Z. ambylocarpum Forssk., Tetraena alba (L.f.) Beier & Thulin

Spa.: Morsana blanca.   Ara.: Bu griba, tartir, haaka, khoressa, ensal, qillam, r’ardem, rotreit, bawwal (the last 2 in Egypt).   Tam./Tamahaq: Haggaïa, aggaya, tirta, moïlhe.

Subshrub, evergreen, hermaphrodite, farinose-canescent or arachnoid-canescent, 25-50 cm, highly branched stems from the base. Leaves bifoliolate, farinose-pubescent, with stipules (1.5-2.5 mm, broadly triangular, connate at the base, scarious), petioles (0.6-1.2 cm) and leaflets (3-8 mm) cylindrical to obovoid, fleshy. Flowers axillary, solitary, with petioles shorter than the calyx. Sepals (2-3.5 mm) ovate and petals (5-7 mm) white, longly unguiculate. Scales of the filaments membranous and c. ½ of the length of the filament. Fruit a schizocarp (6-9 × 5-7 mm) erect to deflexed, 5-lobed, pyriform, style 0.5-1 mm. Seeds (1.5-2 mm) elliptical, tuberous.

Flowering:

April to July.

 

Fruiting:

No data for this region

Habitat:

It grows on sandy or rocky soils with certain salinity, in desert and subdesert environment, both coastal and inland.

Distribution:

Species with a Saharan-Arabic optimum (from Mauritania to Sudan and the Horn of Africa), reaching some nearby areas of the northern Mediterranean (southern areas of Spain, Crete, Cyprus and Turkey) and the Arabian Peninsula.

Observations:

Some authors (Boulos, 2000) have considered Zygophyllum propinquum Decne. as a synonym of Z. album or Z. coccineum. This would have a great impact on the distribution of T. alba because Z. propinquum is known from the Sinai Peninsula to Pakistan. However, according to Ghazanfar and Osborne (2015), we consider that such taxon is a separate species, which these authors call T. propinqua (Decne.) Ghaz. & Osborne. Therefore, the ranges of T. alba and T. coccinea only just reach Asia.

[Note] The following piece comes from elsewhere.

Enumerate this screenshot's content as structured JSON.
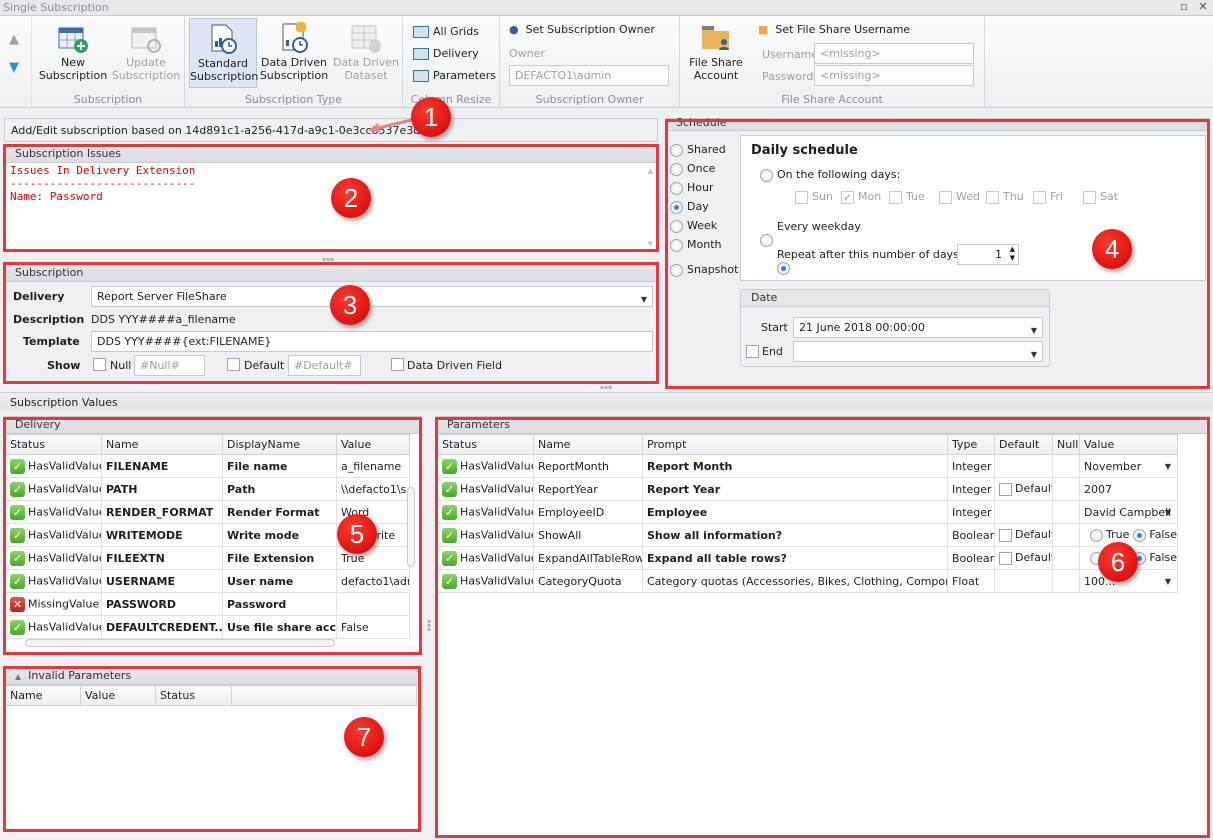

A very similar species to Z. album, so similar that it was considered a subspecies, is Z. geslinii Coss. [Z. album subsp. geslinii (Coss.) Quézel & Santa, T. geslinii (Coss.) Beier & Thulin], which differs in that the length of the fruit peduncle is greater than the fruit’s length and the schizocarp is subglobose in shape. Endemic to the Sahara (Algeria, Tunisia and Libya), and also in Chott Chergui, in the Algerian highlands.

Conservation status:

Relatively common species and widely distributed. They are not considered threatened.  Currently, they have not been assessed at a global level on the IUCN Red List of Threatened Species. In the Livre Rouge de la flore vasculaire du Maroc (Fennane, 2021) it has been considered as Not applicable (NA).